On his return to Hamburg in 1652, he was made professor of history at the gymnasium, and in 1660 became rector of the local college. He had many enemies on account of his success, and, being accused of atheism, decided to give up his position. His decision to leave the country and return to Rome was facilitated by an unhappy marriage, which he had entered into shortly before. In Rome he soon won the favor of Alexander VII. Queen Christina of Sweden, then resident at Rome, also exercised a great influence over him, and soon he entered the Catholic Church. To secure a permanent position he went to Vienna, where Emperor Leopold appointed him librarian and court historiographer. In this position he performed great services by his arrangement of the library, and especially by his catalogues of its treasures. These catalogues are even of value today, being especially important for the numerous contributions they contain to our knowledge of the Old German language and literature. Of great importance for the history of literature is his Prodromus Historiae literariae, of which a second enlarged edition was issued by J. A. Fabricius with a biographical sketch of the author, published separately at Hamburg in 1724. The Prodromus was the first comprehensive history of literature, chronologically arranged. Among other works, Lambeck also published a history of his native town, and researches into the history of the Byzantine Empire.

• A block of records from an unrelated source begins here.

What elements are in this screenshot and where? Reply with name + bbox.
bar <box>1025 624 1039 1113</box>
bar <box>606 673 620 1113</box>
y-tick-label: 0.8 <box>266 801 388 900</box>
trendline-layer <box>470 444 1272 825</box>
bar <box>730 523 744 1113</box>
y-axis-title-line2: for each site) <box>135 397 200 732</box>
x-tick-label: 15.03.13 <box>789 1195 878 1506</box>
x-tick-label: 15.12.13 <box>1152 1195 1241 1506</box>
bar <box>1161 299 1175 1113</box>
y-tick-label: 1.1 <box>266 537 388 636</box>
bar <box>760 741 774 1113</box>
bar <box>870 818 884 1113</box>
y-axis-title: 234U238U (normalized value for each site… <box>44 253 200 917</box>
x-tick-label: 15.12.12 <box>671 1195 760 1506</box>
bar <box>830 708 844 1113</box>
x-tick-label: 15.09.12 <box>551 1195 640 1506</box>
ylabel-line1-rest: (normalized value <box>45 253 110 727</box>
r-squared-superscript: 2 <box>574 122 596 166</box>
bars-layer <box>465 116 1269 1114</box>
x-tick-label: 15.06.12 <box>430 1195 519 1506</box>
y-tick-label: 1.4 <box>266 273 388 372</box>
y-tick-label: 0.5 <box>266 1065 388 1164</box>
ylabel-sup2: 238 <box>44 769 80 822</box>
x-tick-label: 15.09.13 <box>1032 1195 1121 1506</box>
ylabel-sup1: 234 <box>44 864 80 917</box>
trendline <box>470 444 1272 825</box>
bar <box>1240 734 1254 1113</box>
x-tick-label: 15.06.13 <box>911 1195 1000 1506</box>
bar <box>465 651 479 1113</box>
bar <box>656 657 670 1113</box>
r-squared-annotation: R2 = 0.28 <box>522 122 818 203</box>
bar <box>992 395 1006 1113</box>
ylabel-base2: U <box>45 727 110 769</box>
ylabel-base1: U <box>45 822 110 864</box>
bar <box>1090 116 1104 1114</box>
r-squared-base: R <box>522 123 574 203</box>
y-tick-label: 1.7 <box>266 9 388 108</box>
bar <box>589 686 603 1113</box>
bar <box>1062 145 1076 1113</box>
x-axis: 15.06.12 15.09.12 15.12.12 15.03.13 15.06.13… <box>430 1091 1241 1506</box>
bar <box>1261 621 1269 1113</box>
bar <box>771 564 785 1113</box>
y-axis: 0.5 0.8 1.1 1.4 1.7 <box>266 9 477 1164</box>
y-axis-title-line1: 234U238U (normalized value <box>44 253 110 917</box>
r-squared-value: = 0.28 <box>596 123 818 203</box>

The physician Edward Browne on his travels while at Vienna in 1677 records:

The worthy Petrus Lambecius his Library Keeper, and who is in great esteem with him,(Emperor Leopold) will usually find out some Books for him which he conceiveth may be acceptable. While I was there he recommended a Translation of Religio Medici unto him, wherewith the Emperour (Leopold) was exceedingly pleased, and spake very much of it unto Lambecius, insomuch that Lambecius asked me whether I knew the Author,(Thomas Browne) he being of my own name, and whether he were living: And when he understood my near Relation to him, he became more kind and courteous than ever, and desired me to send him that Book in the Original English, which he would put into the Emperors Library.

Lambeck died in Vienna on April 4, 1680.

== Works ==
- Commentariorum de augustissima bibliotheca Caesarea Vindobonensi liber 1-4. Vienna, 1665-1671.
  - Petri Lambecii Hamburgensis Commentariorum de Augustissima Bibliotheca Caesarea Vindobonensi. Vienna, 1766-1782. 8 volumes, edited and annotated by Adam F. Kollár.
- Prodromus historiae literariae, et Tabula duplex chronographica universalis. Hamburgi, Sumptibus Autoris, 1659. Curante Jo. Alberto Fabricio [...], Hamburgi, 1710.